Mine Safety Commission calls for more training

Better training was the main focus of Utah’s newly founded mine safety commission, in a report released this week to Gov. Jon Huntsman.

This archived article was written by: Kris Kohler

Better training was the main focus of Utah’s newly founded mine safety commission, in a report released this week to Gov. Jon Huntsman.
“The task has been challenging,” said Scott Matheson, Chairman of the commission. “The Mine Safety and Health Administration (MSHA) investigation of the Crandall Canyon tragedy is ongoing. We have not had the benefit of information from that investigation. The situation is dynamic with investigative and legislative activity in the U.S. Congress, new technological developments, and MSHA adjustments in how it regulates mine safety. Commission members brought diverse points of view to the issues at hand. Through it all, we stayed focused on the common goal to find steps the state can and should take to improve mine safety and reached consensus on numerous recommendations.”
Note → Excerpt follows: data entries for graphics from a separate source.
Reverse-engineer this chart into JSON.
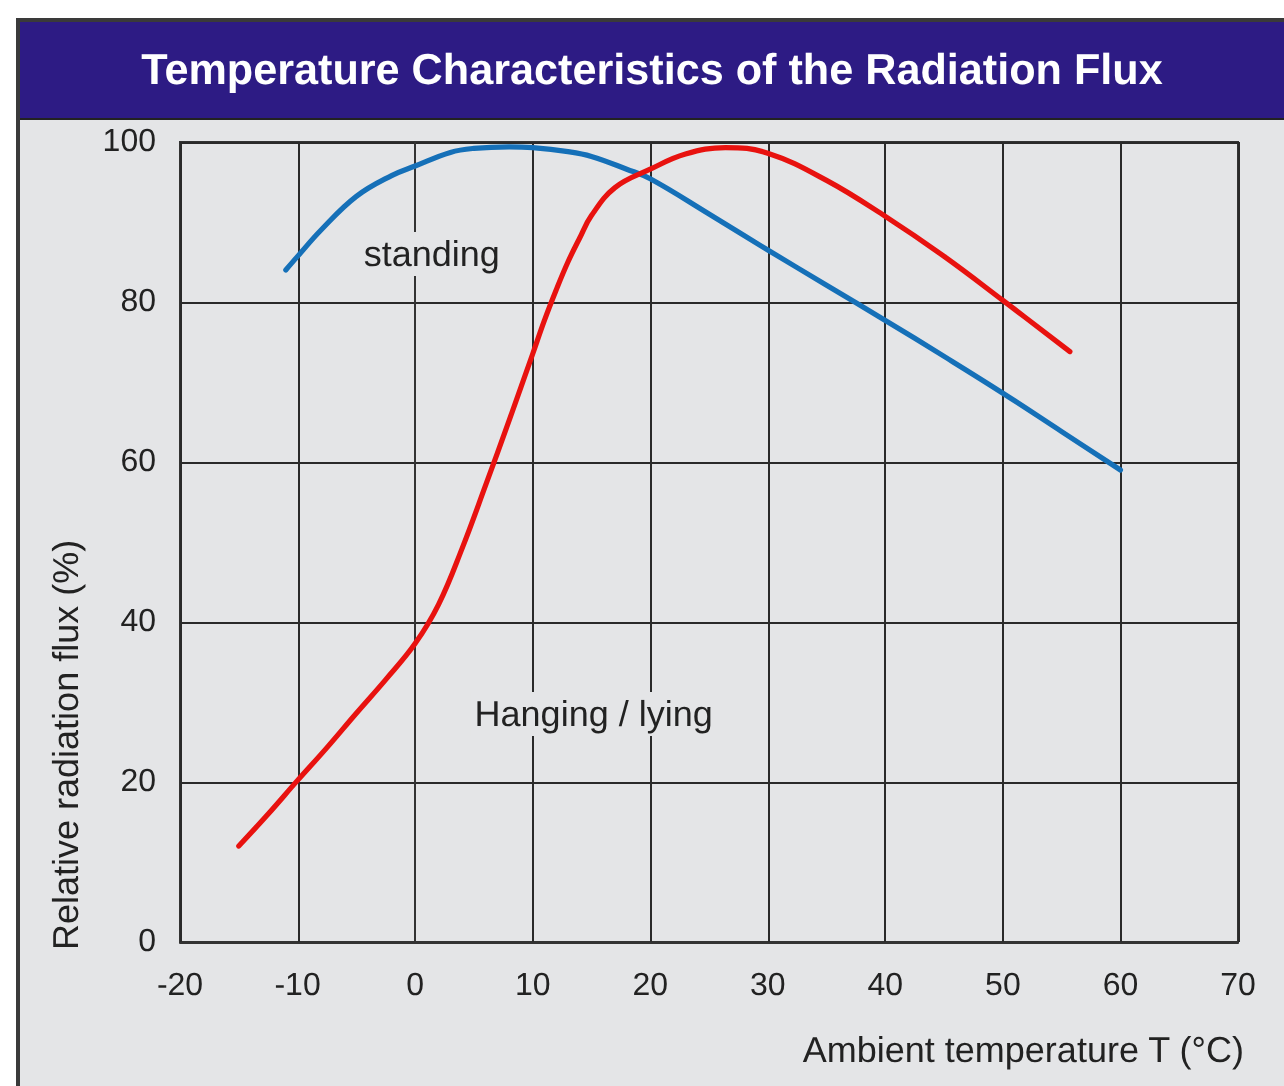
{
  "chart_data": {
    "type": "line",
    "title": "Temperature Characteristics of the Radiation Flux",
    "xlabel": "Ambient temperature T (°C)",
    "ylabel": "Relative radiation flux (%)",
    "xlim": [
      -20,
      70
    ],
    "ylim": [
      0,
      100
    ],
    "xticks": [
      -20,
      -10,
      0,
      10,
      20,
      30,
      40,
      50,
      60,
      70
    ],
    "yticks": [
      0,
      20,
      40,
      60,
      80,
      100
    ],
    "grid": true,
    "marker": "none",
    "line_style": "solid",
    "series": [
      {
        "name": "standing",
        "color": "#1570b8",
        "x": [
          -11,
          -10,
          -8,
          -5,
          -2,
          0,
          3,
          5,
          8,
          10,
          13,
          15,
          18,
          20,
          25,
          30,
          35,
          40,
          45,
          50,
          55,
          60
        ],
        "values": [
          84,
          85.7,
          89,
          93.2,
          95.8,
          97,
          98.7,
          99.2,
          99.4,
          99.3,
          98.8,
          98.2,
          96.6,
          95.4,
          91,
          86.5,
          82.1,
          77.7,
          73.2,
          68.6,
          63.8,
          59
        ]
      },
      {
        "name": "Hanging / lying",
        "color": "#e8120f",
        "x": [
          -15,
          -12.5,
          -10,
          -7.5,
          -5,
          -2.5,
          0,
          2,
          4,
          6,
          8,
          10,
          11,
          12,
          13,
          14,
          15,
          17,
          20,
          23,
          26.4,
          30,
          35,
          40,
          45,
          50,
          55.7
        ],
        "values": [
          12,
          16,
          20.2,
          24.3,
          28.6,
          32.8,
          37.3,
          42.2,
          49.2,
          57.1,
          65.2,
          73.5,
          77.7,
          81.5,
          85,
          88,
          90.8,
          94.3,
          96.6,
          98.5,
          99.3,
          98.6,
          95.2,
          90.7,
          85.7,
          80.2,
          73.8
        ]
      }
    ]
  }
}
According to the report, the Utah coal industry is vital to the economies of Carbon, Emery and Sevier Counties and to the state as a whole. In the last decade, Utah coal mines have produced roughly 25 million tons of coal each year and have directly employed an average 1,750 employees. In addition, the coal industry indirectly creates thousands of auxiliary jobs, including coal haulage services and coal-fired electric power plant operations. Revenue from Utah coal sales accounts for more than $500 million in Utah’s annual economy.
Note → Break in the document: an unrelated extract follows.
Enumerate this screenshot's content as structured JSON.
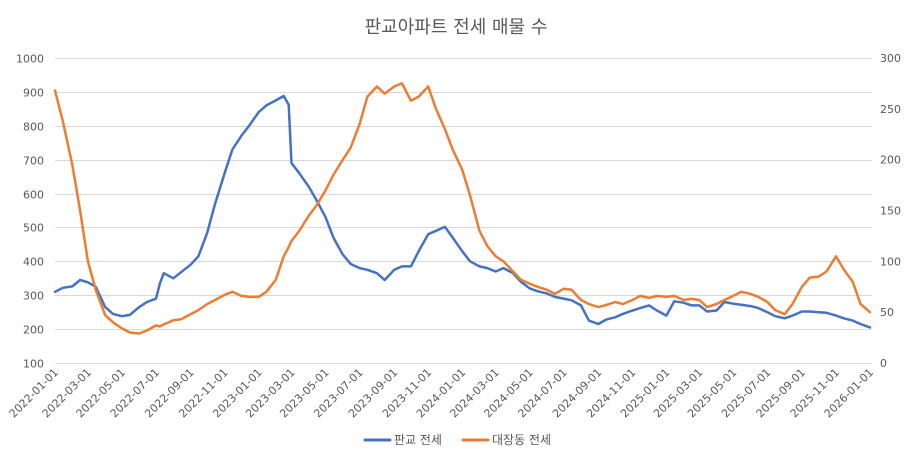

Utah currently receives the vast majority of its electricity from five coal-fired power plants located in Utah. In 2007, Utah’s coal-fired plants supplied 83 percent of all electricity generated in the state. In 2005, this percentage was roughly 95 percent, but several new natural gas power plants have come on line, reducing coal’s overall share. Four of the five coal-fired power plants in Utah are supplied solely with Utah coal; the fifth, the Bonanza Plant in Uintah County, receives its coal from a mine just over the border in Colorado.
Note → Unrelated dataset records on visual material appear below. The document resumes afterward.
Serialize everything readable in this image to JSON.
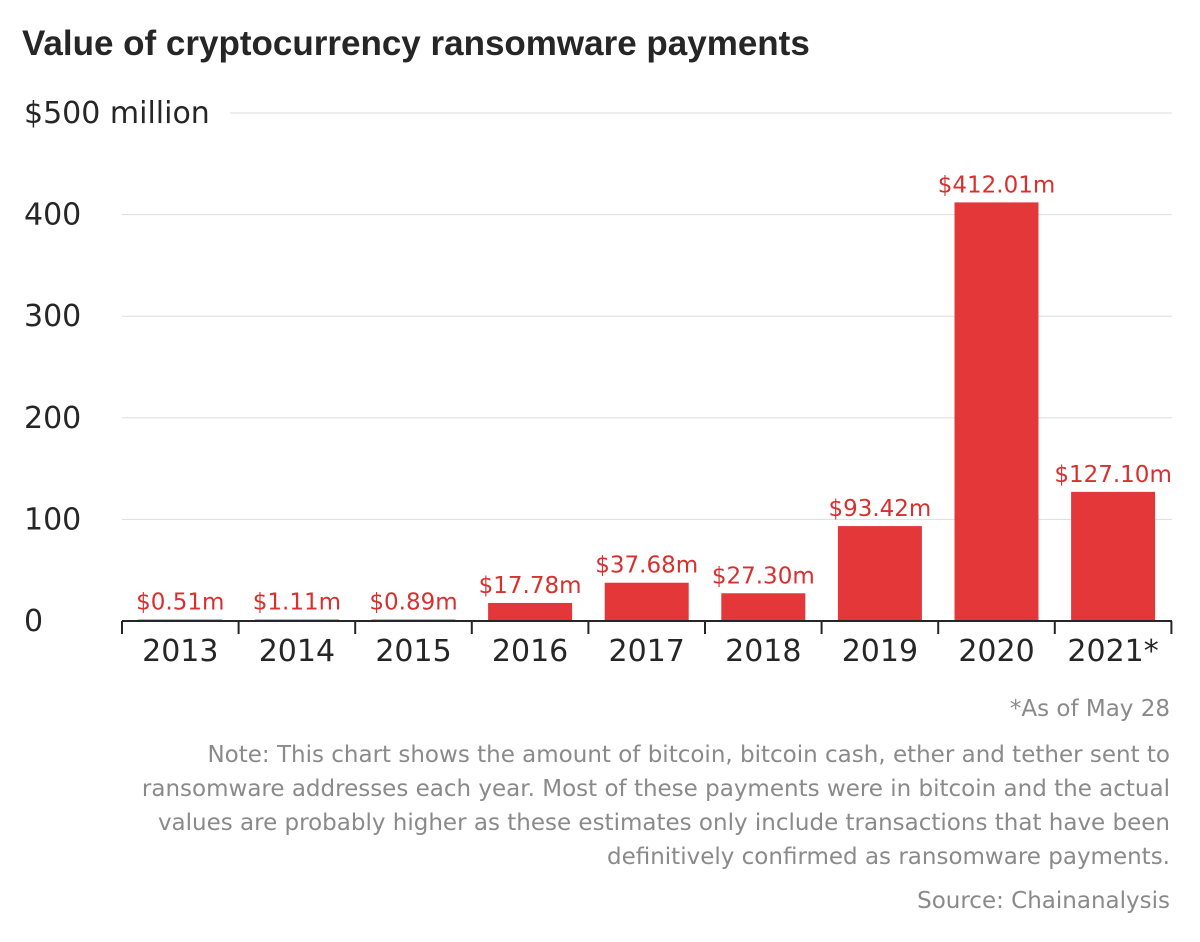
{
  "title": "Value of cryptocurrency ransomware payments",
  "footnote": "*As of May 28",
  "note": "Note: This chart shows the amount of bitcoin, bitcoin cash, ether and tether sent to ransomware addresses each year. Most of these payments were in bitcoin and the actual values are probably higher as these estimates only include transactions that have been definitively confirmed as ransomware payments.",
  "source": "Source: Chainanalysis",
  "colors": {
    "bar": "#e3373a",
    "label": "#d8302f",
    "grid": "#dddddd",
    "axis": "#262626",
    "text": "#262626",
    "footer": "#8a8a8a"
  },
  "chart_data": {
    "type": "bar",
    "title": "Value of cryptocurrency ransomware payments",
    "categories": [
      "2013",
      "2014",
      "2015",
      "2016",
      "2017",
      "2018",
      "2019",
      "2020",
      "2021*"
    ],
    "values": [
      0.51,
      1.11,
      0.89,
      17.78,
      37.68,
      27.3,
      93.42,
      412.01,
      127.1
    ],
    "data_labels": [
      "$0.51m",
      "$1.11m",
      "$0.89m",
      "$17.78m",
      "$37.68m",
      "$27.30m",
      "$93.42m",
      "$412.01m",
      "$127.10m"
    ],
    "yticks": [
      0,
      100,
      200,
      300,
      400,
      500
    ],
    "ytick_labels": [
      "0",
      "100",
      "200",
      "300",
      "400",
      "$500 million"
    ],
    "ylim": [
      0,
      500
    ],
    "ylabel": "",
    "xlabel": "",
    "grid": true,
    "legend": "none"
  }
}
The Commission’s report recognizes that in coal mining, every region is different, every state is different, and every mine is different. The challenge of federal safety regulation is to be sufficiently flexible and adaptable to meet the widely varying mining conditions across the country. For three decades, the Utah coal community has relied almost exclusively on MSHA to provide safety regulation. The central question for the Commission is whether the state can add valuable safety improvements to the current federal regulatory system. Although every mine is different, Utah coal mining operations share some common features and face similar challenges. All of Utah’s coal mines are underground operations at deeper levels and with greater overburden than mines in other states. These features present risks that are not encountered in other states.
Although the coal industry’s place in Utah’s economy is significant, its prospects beyond approximately fifty years are uncertain, states the report. As high-quality, easily-reached reserves are depleted in the Book Cliffs and Wasatch Plateau coal fields, mining operations in those fields will encounter increasingly challenging conditions including greater mining depths.
To continue coal production in Utah, coal companies will also look to other Utah coal fields, such as the Emery and Alton fields, to meet future demand. Geologists calculate that 60 percent of Utah’s remaining reserves are located in the Kaiparowits Plateau coal field, which is unavailable to mining because it is located within the Grand Staircase- Escalante National Monument.
Although the investigation of the Crandal Canyon mine disaster is still ongoing, it is certain that the Western Energy Training Center along with other training sites in Utah will have their work cut out in order to provide a higher level of training to coal miners throughout the state.
“Coal mining is a dangerous profession and no matter how many disasters there are, as long as there is the demand for coal, there will be miners willing to go and get it,” said Marcus Palacios, former coal miner.